O ritmo da música Rumba para los rumberos agita o público no ginásio de Anaheim, Califórnia, Estados Unidos, no domingo 24. Concentrada, a ginasta brasileira Daiane dos Santos pára num dos cantos do tablado do ginásio, ganha velocidade com uma sequência de saltos e, de costas, decola. O vôo dura pouco mais de um segundo, mas é suficiente para transportá-la da planície dos atletas de padrão médio às alturas do sucesso mundial. No pequeno intervalo de tempo em que ficou no ar, a gaúcha de 20 anos e 1,45 metro virou de frente, num movimento chamado rodante flic, fechou o corpo como um canivete e deu dois mortais impressionantes, consolidando um outro movimento, o duplo twist carpado. Logo depois, encerrou a apresentação igualmente curta, de 1m28s. Não precisava mais. Com a nota 9,737, a medalha de ouro na prova de solo, a primeira do Brasil em um campeonato mundial de ginástica, estava garantida. “Tive o pressentimento de que iria ganhar”, revela. Ela lembra que Bela Karoly, técnico da fantástica equipe romena da qual fazia parte Nadia Comaneci, a primeira ginasta a tirar um dez numa Olimpíada, dizia que achar uma moeda a caminho da competição era sinal de bom desempenho. “E eu achei duas”, conta Daiane.
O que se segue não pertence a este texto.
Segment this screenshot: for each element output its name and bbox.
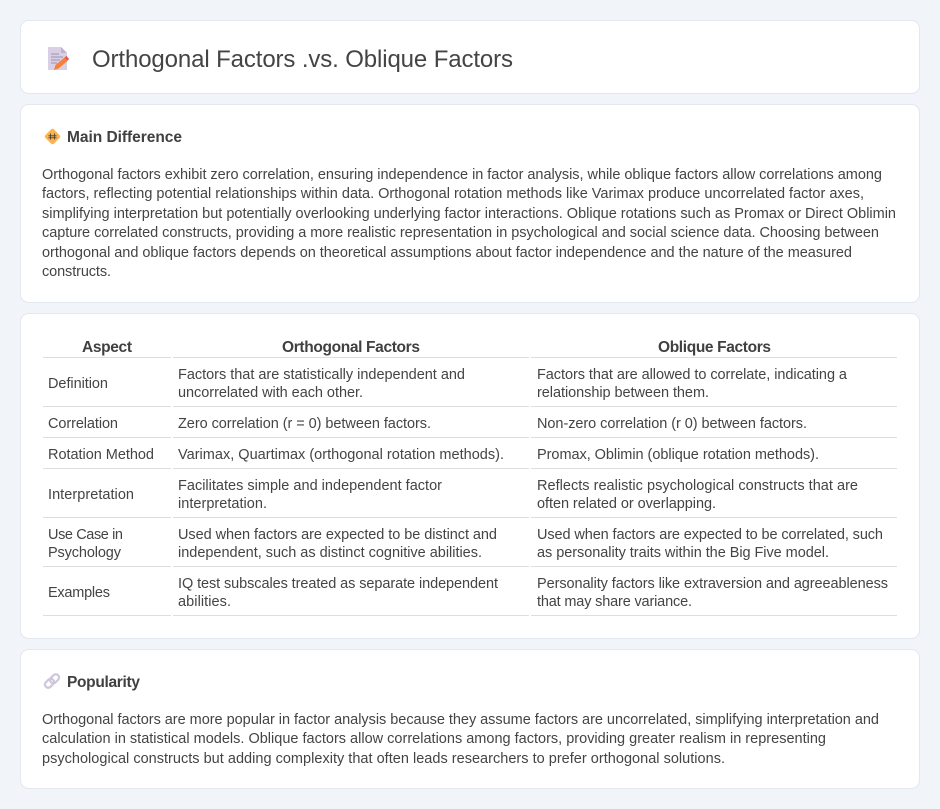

Desenvolvido com a orientação do novo técnico da seleção brasileira,
o ucraniano Oleg Ostapenko, o duplo twist carpado é um grande feito. Apresentado pela primeira vez no campeonato brasileiro, foi definido
pelos juízes do Mundial como um Super E, ou seja, movimento com alto grau de dificuldade e risco. A Federação Internacional de Ginástica (FIG) poderá batizar a sequência de “Dos Santos”, sobrenome de Daiane. Se isso ocorrer, será um justo reconhecimento. Filha de uma cozinheira e
de um monitor da Fundação de Proteção Especial, a Febem gaúcha, a ginasta e suas três irmãs não passaram fome, mas tiveram as limitações de uma família de classe média baixa. Hiperativa na infância, levava à loucura os pais de seus amigos. Muitos deles se esforçavam para evitar
a presença da pequena em suas casas. Foi descoberta aos 11 anos pela técnica Cleusa de Paula, enquanto dançava e fazia bagunça numa praça do bairro Menino Deus, em Porto Alegre. “Vi que ela tinha força no braço e muita ginga”, contou Cleusa. A técnica levou Daiane para o Grêmio Náutico União, onde ela treinou até se incorporar à seleção brasileira. Para isso, mudou-se de Porto Alegre para Curitiba. “No início, o dinheiro das viagens saía na base do paitrocínio, o dinheiro que eu conseguia recolher no sufoco”, conta o pai, Moacir. Hoje, as coisas melhoraram. Entre salários e patrocínios, a ginasta embolsa cerca de R$ 12,1 mil mensais. Daiane não foi a única da família a pular naquele domingo. Ao ver na tevê um boletim anunciando a medalha, a mãe da ginasta, dona Magda, deu um salto e colocou a mão no peito. Felizmente, o coração continua em ordem. E o sofá também.